Spectres still rise up on POPtical
Illusion — Fear Is A Man’s Best Friend rears its ugly head again on Edge
Of Reason, Shark-Shark digs out its Sister Ray finery from the back of the
wardrobe — but this record is more of a one-man show. Despite this, it somehow
manages to sound less alone in the world than its crowded predecessor. “Make it
happen for you in the future/It’s a better life than in your past”, Cale sings on Davies And
Wales, the spring in its step evidence of his long-standing Brian Wilson fandom.
If
a song called I’m Angry suggests a return of his old hockey-masked mayhem, what
actually emerges is a stately ice-melt drip of electric piano and
self-analysis, the “shadow of decline” unable to dim the final image of someone
“dancing in the light”.
While the nebulous quality of Mercy
was very much feature-not-bug, a cloudiness indicating the limits of memory,
here Cale seems to have
sharpened the edges of his songs, any mist or drift purely down to
old-fashioned meandering. That’s not to say POPtical
Illusion isn’t haunted — “there’s someone whispering in my ear tonight”
he sings on opening God Made Me Do It (Don’t Ask Me Again), low, lonely synths
and fever-dream backing vocals strongly implying there’s no flesh-and-blood
source for the voice he’s hearing.
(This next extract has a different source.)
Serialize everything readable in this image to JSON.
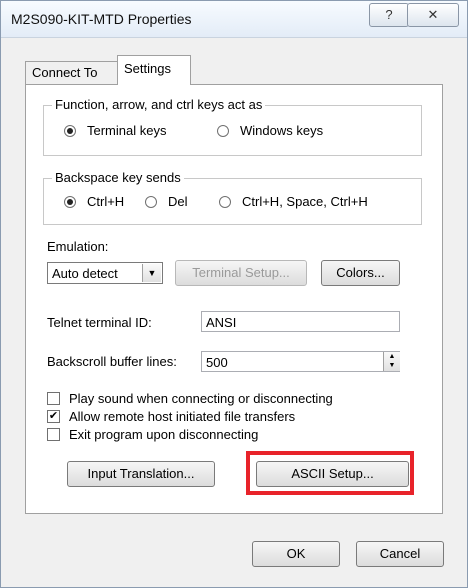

Yet there’s a brighter, crisper reckoning
here, a sense of shucking off the visions, throwing open a few windows.
What’s outside isn’t
always welcome — “the right-wingers burning their libraries down” on Company
Commander’s paranoid tangle of beats, or war-ready soldiers on Edge Of Reason
— but he still stares it down. Funkball The Brewster has a similar submerged
rage. “I’ve got nothing to say to you,” he growls repeatedly over mangled Kid A keyboards, ending in a scream.
As POPtical Illusion proves, however, Cale still has a great
deal to say, even if the meaning bends and bows depending on where you stand.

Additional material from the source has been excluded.